You will need to add a launch configuration to VS Code. This is a json definition that will tell VS Code where to find the running application and then where the source code will be. With the debug pane open, click on settings on the top left and add for python environment. There will be a few different configurations already in place. Just add the configuration below and make sure to add the correct localRoot. When you run the sam build command it generates the .aws-sam folder. The folder contains the bundles application and is the path you need to tell VS Code about. You will need to also tell it the function name inside the build folder.
{
"name": "SAM CLI For Python Sample API",
"type": "python",
"request": "attach",
"port": 5890,
"host": "localhost",
"pathMappings": [
{
"localRoot": "${workspaceFolder}/serverless-app-name/.aws-sam/build/NameOfFunction",
"remoteRoot": "/var/task"
}
]
}
After that configuration is finished you can now run sam build to get any of the latest code changes. sam build takes your function source, gets all the dependencies then packages it inside the .aws-sam directory.
Run sam build.
Now your code is in the .aws-sam folder, review it to see how it is built, double check the launch configuration you have above has a valid localRoot path mapping
Run sam local start-api -d 5890.
This will start the API, listening on the default port 3000 with a debug port open at 5890. I wasn’t sure what this was doing at first, but basically that application is now available for the VS Code to latch onto at port 5890, which is the same port we defined in the debug launch configuration.
Go to browser and invoke the function http://localhost:3000/hello.
You can see in your terminal that the function stops. It is waiting at the point where our ptvsd code is waiting for attachment.
Now you can resume the debug with the debug feature in VS Code. Go to the top of the debug pane and select your launch configuration from the step above. This is where everything ties together. VS Code attaches to the debug port and takes you into the source code defined in the launch configuration.
Use the debug controls to navigate through the code.
Developer Tool 3: Package and deploy locally
The app is running locally. Super! AWS SAM makes the next step of deploying very easy. You will need to create an S3 bucket for the zipped artifact first.
aws s3 mb s3://mybucket-for-serverless
The following commands will package the Lambda function for us along with all its dependencies.

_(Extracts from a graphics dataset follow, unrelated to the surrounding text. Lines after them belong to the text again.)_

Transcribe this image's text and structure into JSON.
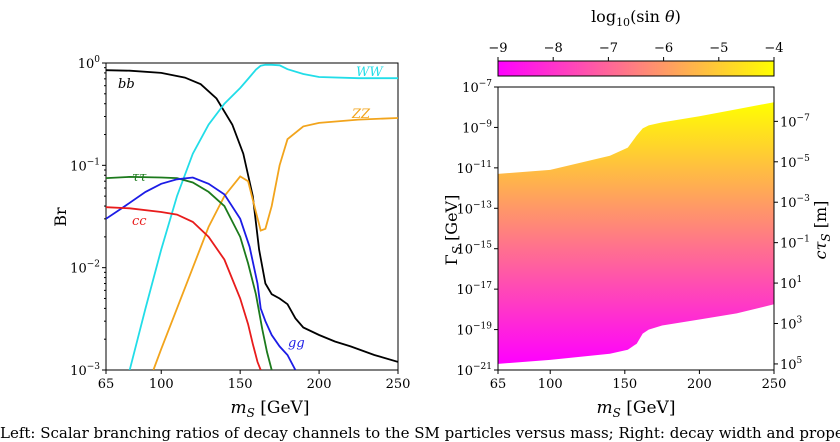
{
  "caption": "Left: Scalar branching ratios of decay channels to the SM particles versus mass; Right: decay width and proper decay length of S as a function of mass",
  "chart_data": [
    {
      "type": "line",
      "xlabel": "m_S [GeV]",
      "ylabel": "Br",
      "xlim": [
        65,
        250
      ],
      "ylim": [
        0.001,
        1
      ],
      "yscale": "log",
      "x_ticks": [
        "65",
        "100",
        "150",
        "200",
        "250"
      ],
      "y_ticks": [
        "10^0",
        "10^-1",
        "10^-2",
        "10^-3"
      ],
      "series": [
        {
          "name": "bb",
          "color": "#000000",
          "x": [
            65,
            80,
            100,
            115,
            125,
            135,
            145,
            152,
            158,
            162,
            166,
            170,
            175,
            180,
            185,
            190,
            200,
            210,
            220,
            235,
            250
          ],
          "y": [
            0.85,
            0.84,
            0.8,
            0.72,
            0.62,
            0.45,
            0.25,
            0.13,
            0.05,
            0.015,
            0.007,
            0.0055,
            0.005,
            0.0044,
            0.0032,
            0.0026,
            0.0022,
            0.0019,
            0.0017,
            0.0014,
            0.0012
          ]
        },
        {
          "name": "WW",
          "color": "#22dde8",
          "x": [
            80,
            85,
            90,
            100,
            110,
            120,
            130,
            140,
            150,
            155,
            160,
            163,
            166,
            170,
            175,
            180,
            190,
            200,
            225,
            250
          ],
          "y": [
            0.001,
            0.002,
            0.004,
            0.015,
            0.05,
            0.13,
            0.25,
            0.4,
            0.57,
            0.7,
            0.86,
            0.94,
            0.96,
            0.96,
            0.95,
            0.87,
            0.78,
            0.73,
            0.71,
            0.71
          ]
        },
        {
          "name": "ZZ",
          "color": "#f2a41c",
          "x": [
            95,
            100,
            110,
            120,
            130,
            140,
            150,
            155,
            160,
            163,
            166,
            170,
            175,
            180,
            190,
            200,
            225,
            250
          ],
          "y": [
            0.001,
            0.0016,
            0.004,
            0.01,
            0.025,
            0.05,
            0.078,
            0.07,
            0.035,
            0.023,
            0.024,
            0.04,
            0.1,
            0.18,
            0.24,
            0.26,
            0.28,
            0.29
          ]
        },
        {
          "name": "ττ",
          "color": "#1c7a1c",
          "x": [
            65,
            80,
            100,
            110,
            120,
            130,
            140,
            150,
            155,
            160,
            164,
            167,
            170
          ],
          "y": [
            0.075,
            0.077,
            0.076,
            0.075,
            0.068,
            0.055,
            0.04,
            0.02,
            0.011,
            0.0055,
            0.0025,
            0.0015,
            0.001
          ]
        },
        {
          "name": "gg",
          "color": "#1c1ce6",
          "x": [
            65,
            75,
            90,
            100,
            110,
            120,
            130,
            140,
            150,
            156,
            161,
            163,
            166,
            170,
            175,
            180,
            185
          ],
          "y": [
            0.03,
            0.038,
            0.055,
            0.066,
            0.073,
            0.076,
            0.066,
            0.052,
            0.03,
            0.016,
            0.007,
            0.004,
            0.003,
            0.0022,
            0.0017,
            0.0014,
            0.001
          ]
        },
        {
          "name": "cc",
          "color": "#e81c1c",
          "x": [
            65,
            80,
            100,
            110,
            120,
            130,
            140,
            150,
            155,
            158,
            161,
            163
          ],
          "y": [
            0.039,
            0.038,
            0.035,
            0.033,
            0.028,
            0.02,
            0.012,
            0.005,
            0.0028,
            0.0018,
            0.0012,
            0.001
          ]
        }
      ]
    },
    {
      "type": "area",
      "xlabel": "m_S [GeV]",
      "ylabel": "Γ_S [GeV]",
      "ylabel_right": "cτ_S [m]",
      "xlim": [
        65,
        250
      ],
      "ylim": [
        1e-21,
        1e-07
      ],
      "yscale": "log",
      "x_ticks": [
        "65",
        "100",
        "150",
        "200",
        "250"
      ],
      "y_ticks": [
        "10^-7",
        "10^-9",
        "10^-11",
        "10^-13",
        "10^-15",
        "10^-17",
        "10^-19",
        "10^-21"
      ],
      "y_ticks_right": [
        "10^-7",
        "10^-5",
        "10^-3",
        "10^-1",
        "10^1",
        "10^3",
        "10^5"
      ],
      "colorbar": {
        "label": "log10(sin θ)",
        "range": [
          -9,
          -4
        ],
        "ticks": [
          "−9",
          "−8",
          "−7",
          "−6",
          "−5",
          "−4"
        ],
        "colors": [
          "#ff00ff",
          "#ffff00"
        ]
      },
      "upper_edge": {
        "x": [
          65,
          100,
          140,
          152,
          158,
          162,
          166,
          175,
          200,
          225,
          250
        ],
        "log10_width": [
          -11.3,
          -11.1,
          -10.4,
          -10.0,
          -9.4,
          -9.05,
          -8.9,
          -8.75,
          -8.45,
          -8.1,
          -7.75
        ]
      },
      "lower_edge": {
        "x": [
          65,
          100,
          140,
          152,
          158,
          162,
          166,
          175,
          200,
          225,
          250
        ],
        "log10_width": [
          -20.7,
          -20.5,
          -20.2,
          -20.0,
          -19.7,
          -19.2,
          -19.0,
          -18.8,
          -18.5,
          -18.2,
          -17.75
        ]
      }
    }
  ]
}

AWS SAM is just CloudFormation with some syntactic sugar.
- Build the app locally
sam build
- Package the template, code is placed in S3 and CloudFormation
sam package \ --output-template-file packaged.yaml \ --s3-bucket BUCKET_NAME
- Deploy the app through CloudFormation stack
sam deploy \ --template-file packaged.yaml \ --stack-name STACK_NAME \ --capabilities CAPABILITY_IAM \ --region us-east-1
When you get more sophisticated there will be more that goes into building and deploying, but this is working great for us. SAM is going to package the Lambda for us, create an artifact, and setup that Lambda behind an API Gateway. Where did the API Gateway come in? Check out the template.yaml in the project folder and you can see that there are events tied to your function creation. The event type API is creating the API Gateway.
Go to the console and check out what is created for Lambda, CloudFormation, and API Gateway. Make sure you are in the region set in your AWS CLI profile.
In the output section of the CloudFormation stack you will see a URL for the API you have deployed.
The URL will look something like https://RANDOM_ID.execute-api.us-east-1.amazonaws.com/Prod/hello/
Keep Going
Hopefully this will give you some momentum with using AWS SAM for serverless development. I think it’s worthwhile to spend some time getting up to speed on serverless technologies and the tools available to help the developer experience be more enjoyable.